NASA names first commercial partner for Artemis, Lunar Gateway

NASA's latest announcement in their ongoing mission back toward the moon had to do with power. It was the group known as Maxar Technologies, formerly SSL, in Westminster, Colorado that was at the center of this announcement. It was Maxar that was announced to have won the contract to develop and demonstrate power, propulsion, and communications capabilities for NASA's lunar Gateway over the next several years.

The folks at Maxar Technologies will be rolling with a contract that begins with a 12-month base period of performance. Once complete, this contract outlines four options. There's a possibility of one of two 12-month options, a 14-month option, or a 26-month option. During this time, Maxar will create a power and propulsion element for NASA's future Lunar Gateway.

The power and propulsion element Maxar's making on contract will use solar electric propulsion. It's a high-power, 50-kilowatt spacecraft – it's beefy! It'd better be, too, given its relatively massive mission. Current projections place NASA on the surface of the moon in five years (from now).

• 2022: Power/Propulsion element launch (late in year)

• 2022: First Gateway Element

• 2023: Science and Exploration Rover

• 2024: Astronauts on the moon

• 2028: Lunar surface missions

• 2030s: Astronauts on Mars

NASA Administrator Jim Bridenstine outlined the future of the Atermis program's lunar exploration plans today at the Florida Institute of Technology.

Artemis is an Orion crew capsule that goes around the moon without humans onboard (first in the 21st century). With Artemis 2, we sent humans to the moon.
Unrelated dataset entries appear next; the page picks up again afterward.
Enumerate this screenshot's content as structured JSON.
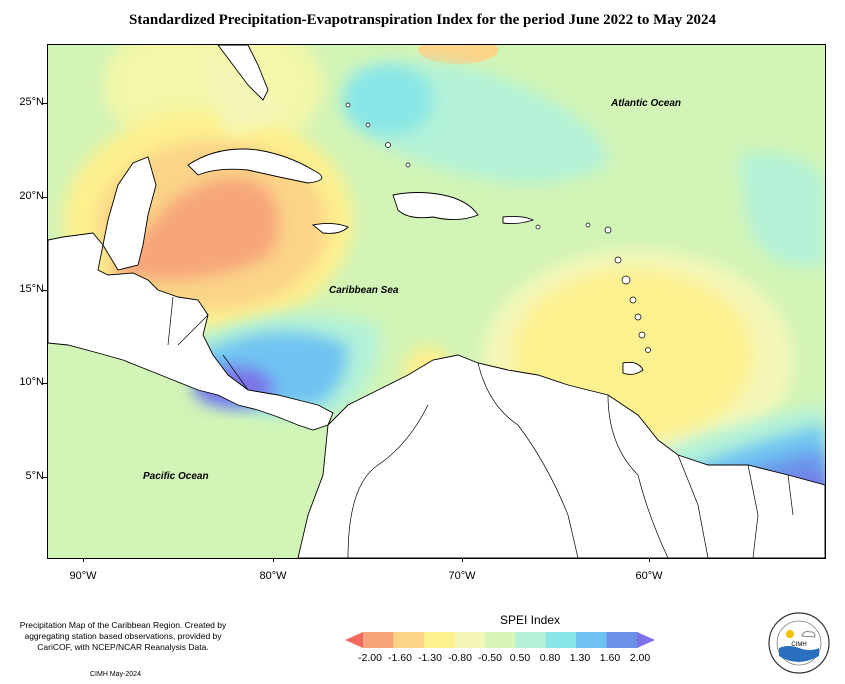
{
  "title": "Standardized Precipitation-Evapotranspiration Index for the period June 2022 to May 2024",
  "map": {
    "lat_ticks": [
      "25°N",
      "20°N",
      "15°N",
      "10°N",
      "5°N"
    ],
    "lon_ticks": [
      "90°W",
      "80°W",
      "70°W",
      "60°W"
    ],
    "labels": {
      "atlantic": "Atlantic Ocean",
      "caribbean": "Caribbean Sea",
      "pacific": "Pacific Ocean"
    }
  },
  "footer": {
    "note": "Precipitation Map of the Caribbean Region. Created by aggregating station based observations, provided by CariCOF, with NCEP/NCAR Reanalysis Data.",
    "credit": "CIMH May-2024"
  },
  "legend": {
    "title": "SPEI Index",
    "labels": [
      "-2.00",
      "-1.60",
      "-1.30",
      "-0.80",
      "-0.50",
      "0.50",
      "0.80",
      "1.30",
      "1.60",
      "2.00"
    ],
    "colors": [
      "#f26b5e",
      "#f7a57a",
      "#fbd488",
      "#fdf08e",
      "#f5f7b8",
      "#d7f5b8",
      "#b3f2d8",
      "#88e6e6",
      "#6fc3f3",
      "#6a93e8",
      "#7a72e6"
    ]
  },
  "logo": {
    "text": "CIMH"
  }
}
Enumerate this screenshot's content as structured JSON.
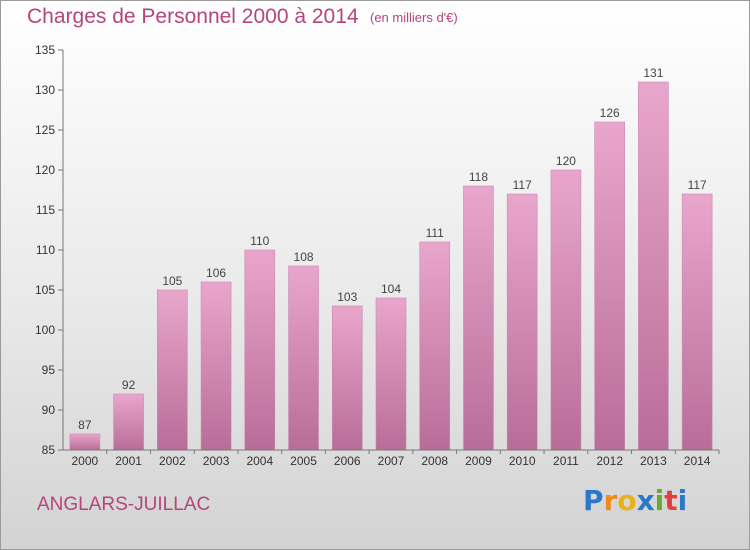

Artemis 3 is the first crewed mission to Gateway and down to the moon's surface.

Last week Bridenstine spoke about the origin of the name Artemis on a call with media. "It turns out that Apollo had a twin sister, Artemis," said Bridenstine. "She happens to be the goddess of the moon."

"Our astronaut office is very diverse and highly qualified," said Bridenstine. "I think it is very beautiful that 50 years after Apollo, the Artemis program will carry the next man — and the first woman — to the moon."